Monday, 7 January 2013
Exhibit Hall 3 (Austin Convention Center)
Handout (3.8 MB)
An algorithm to determine the flight icing threat to aircraft has been developed for application to cloud parameters retrieved from operational satellite data. Cloud optical and microphysical properties derived from Geostationary Operational Environmental Satellite (GOES) data for up to two cloud layers are used to determine the probability for icing in two intensity categories. Icing altitude boundaries are also determined from satellite estimates of cloud top height and base, and knowledge of the freezing level obtained from numerical weather analyses. Two version of the algorithm are run routinely at NASA Langley Research Center. One, works for low-level single layer clouds, while the other works in some multi-layered cloud conditions, namely the cases where high thin clouds overlap lower level boundary layer clouds.

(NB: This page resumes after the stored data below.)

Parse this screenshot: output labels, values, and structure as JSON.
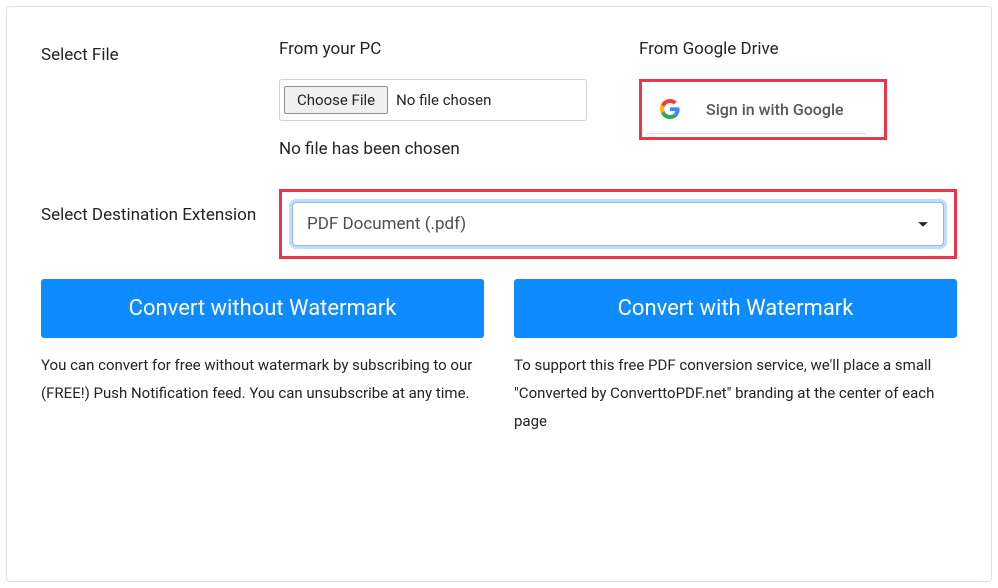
{
  "labels": {
    "select_file": "Select File",
    "select_dest": "Select Destination Extension"
  },
  "pc": {
    "title": "From your PC",
    "choose_btn": "Choose File",
    "chosen_status": "No file chosen",
    "no_file_msg": "No file has been chosen"
  },
  "drive": {
    "title": "From Google Drive",
    "signin": "Sign in with Google"
  },
  "dest": {
    "selected": "PDF Document (.pdf)"
  },
  "convert": {
    "without": {
      "button": "Convert without Watermark",
      "desc": "You can convert for free without watermark by subscribing to our (FREE!) Push Notification feed. You can unsubscribe at any time."
    },
    "with": {
      "button": "Convert with Watermark",
      "desc": "To support this free PDF conversion service, we'll place a small \"Converted by ConverttoPDF.net\" branding at the center of each page"
    }
  }
}
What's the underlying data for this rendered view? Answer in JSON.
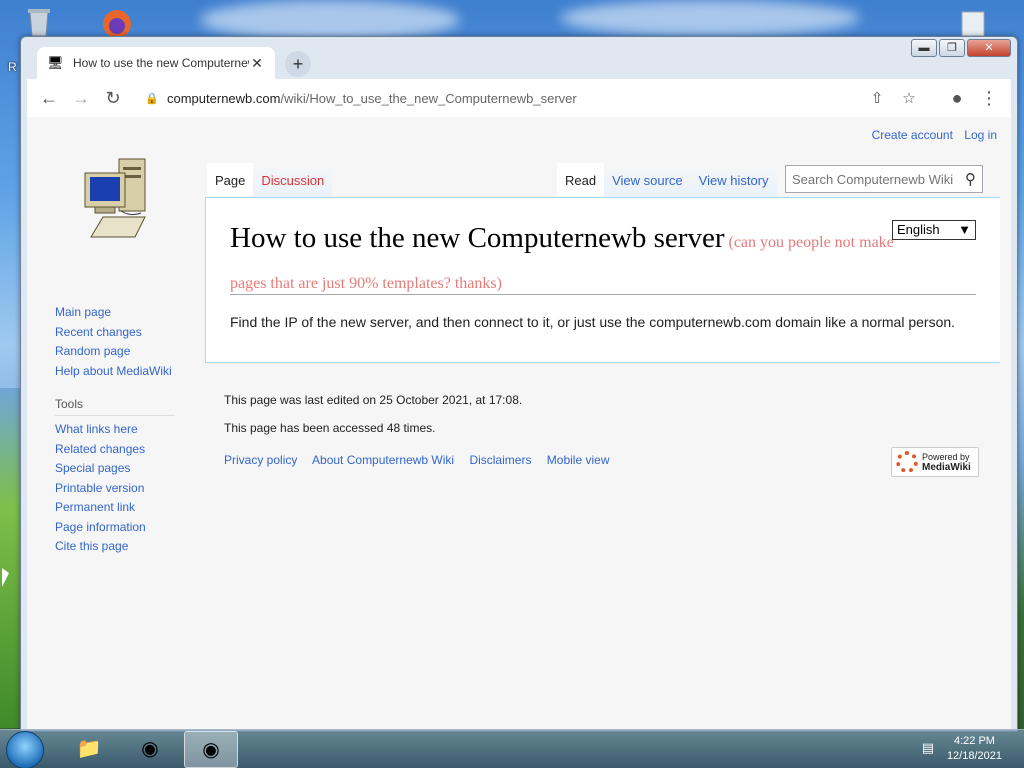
{
  "desktop": {
    "recycle_bin_icon": "recycle-bin-icon",
    "firefox_icon": "firefox-icon",
    "partial_label": "R"
  },
  "browser": {
    "tab": {
      "title": "How to use the new Computernewb server",
      "favicon": "wiki-favicon"
    },
    "url_domain": "computernewb.com",
    "url_path": "/wiki/How_to_use_the_new_Computernewb_server"
  },
  "page": {
    "personal_links": [
      "Create account",
      "Log in"
    ],
    "namespace_tabs": [
      "Page",
      "Discussion"
    ],
    "view_tabs": [
      "Read",
      "View source",
      "View history"
    ],
    "search_placeholder": "Search Computernewb Wiki",
    "navigation": [
      "Main page",
      "Recent changes",
      "Random page",
      "Help about MediaWiki"
    ],
    "tools_heading": "Tools",
    "tools": [
      "What links here",
      "Related changes",
      "Special pages",
      "Printable version",
      "Permanent link",
      "Page information",
      "Cite this page"
    ],
    "language_selected": "English",
    "title": "How to use the new Computernewb server",
    "title_note": "(can you people not make pages that are just 90% templates? thanks)",
    "body": "Find the IP of the new server, and then connect to it, or just use the computernewb.com domain like a normal person.",
    "last_edited": "This page was last edited on 25 October 2021, at 17:08.",
    "access_count": "This page has been accessed 48 times.",
    "footer_links": [
      "Privacy policy",
      "About Computernewb Wiki",
      "Disclaimers",
      "Mobile view"
    ],
    "powered_by": {
      "line1": "Powered by",
      "line2": "MediaWiki"
    }
  },
  "taskbar": {
    "time": "4:22 PM",
    "date": "12/18/2021"
  }
}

More information can be derived during the daytime using solar reflectance methods than at night with infrared channels alone. The purpose of this study is to perform a climatological summary of icing conditions derived from satellite data in single and multi-layered cloud systems and to compare that assessment with one derived from icing PIREPS. One year of GOES data are analyzed over the CONUS, and the results stratified by day/night. We also correlate the icing PIREPS with the satellite analyses to characterize the cloud properties associated with icing PIREPS and to help quantify the accuracy and utility of the satellite icing analyses under various cloud conditions. The results should help improve our understanding of the benefits and limitations associated with current satellite-based icing diagnoses, and help guide future improvements, particularly for advanced satellite sensors, such as the GOES-R Advanced Baseline Imager, scheduled for operational use in 2017.